Like the other robots, the new models have a similar suite of sensors including cameras, sonar and LIDAR. Using Wi-Fi, a cell connection or a combination of both, the robots process much of the data on board before sending it to a web interface accessible by the human security team.
"If you have an open air facility and three-o-clock in the morning, you have someone wandering around … let the guard then know and have the machine do the monotonous, computationally heavy stuff," said Li. "This is not intended to replace humans."
Knightscope provides the robots and the monitoring interface to companies at a rate of $7 per hour. The robots generally take a "coffee break" to recharge on docking stations once every 2.5 hours. During this time the bots are still fully operational, they just can't roam around autonomously.

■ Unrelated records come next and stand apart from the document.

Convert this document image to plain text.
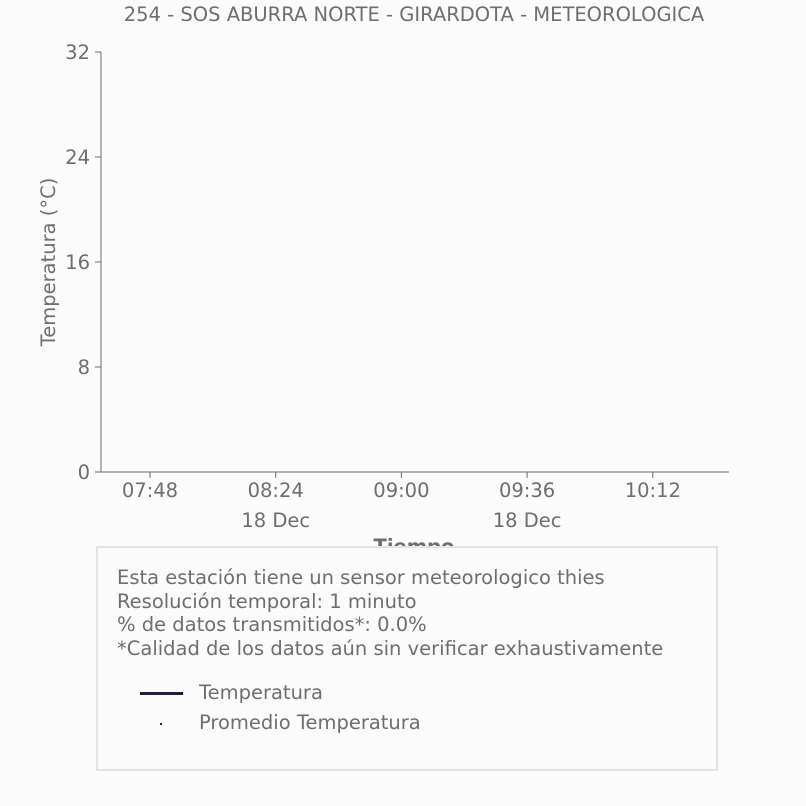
254 - SOS ABURRA NORTE - GIRARDOTA - METEOROLOGICA
0
8
16
24
32
07:48	08:24
18 Dec
09:00	09:36
18 Dec
10:12
Temperatura (°C)
Esta estación tiene un sensor meteorologico thies
Resolución temporal: 1 minuto
% de datos transmitidos*: 0.0%
*Calidad de los datos aún sin verificar exhaustivamente
Temperatura
Promedio Temperatura
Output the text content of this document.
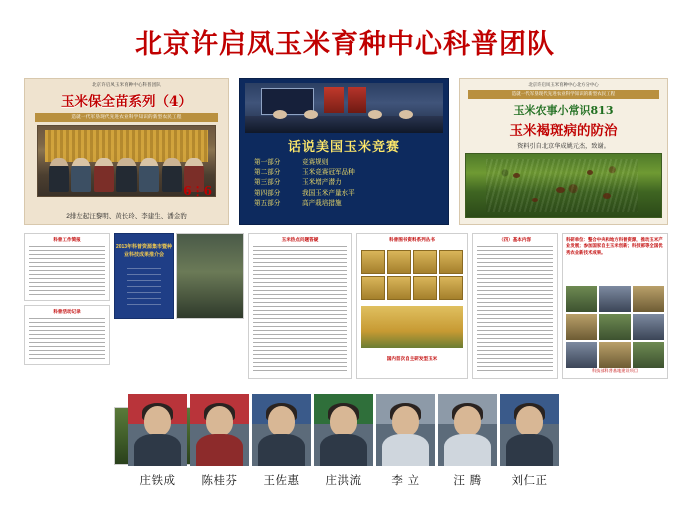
北京许启凤玉米育种中心科普团队
北京许启凤玉米育种中心科普团队
玉米保全苗系列（4）
造就一代军垦现代先进农业科学知识的新型农民工程
6⋮6
2排左起汪黎明、黄长玲、李建生、潘金豹
话说美国玉米竞赛
第一部分	竞赛规则
第二部分	玉米竞赛冠军品种
第三部分	玉米增产潜力
第四部分	我国玉米产量水平
第五部分	高产栽培措施
北京许启凤玉米育种中心北方分中心
造就一代军垦现代先进农业科学知识的新型农民工程
玉米农事小常识813
玉米褐斑病的防治
资料引自北京华成姚元杰，致谢。
科普工作简报
科普活动记录
2013年科普资源集市暨种业科技成果推介会
玉米热点问题答疑	科普图书资料系列丛书
国内首次自主研发型玉米
（四）基本内容	科研单位：整合中央和地方科普资源，推动玉米产业发展；参加国家自主玉米创新；科技部等全国优秀农业新技术成果。
科技部科普基地建设项目
庄铁成	陈桂芬	王佐惠	庄洪流	李 立	汪 腾	刘仁正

One of the technologies that Knightscope is working on for future updates is what Li calls "audio event detection," which he likens to the opposite of voice detection. Instead of picking up individual voices, the robot will learn to differentiate sounds in the background, such as a footstep or glass breaking. That data could be used to localize the sound so a human security guard team can work out exactly where it came from.
The company is also working on an AI concierge, so you can talk to the robot and get responses while it's out and about.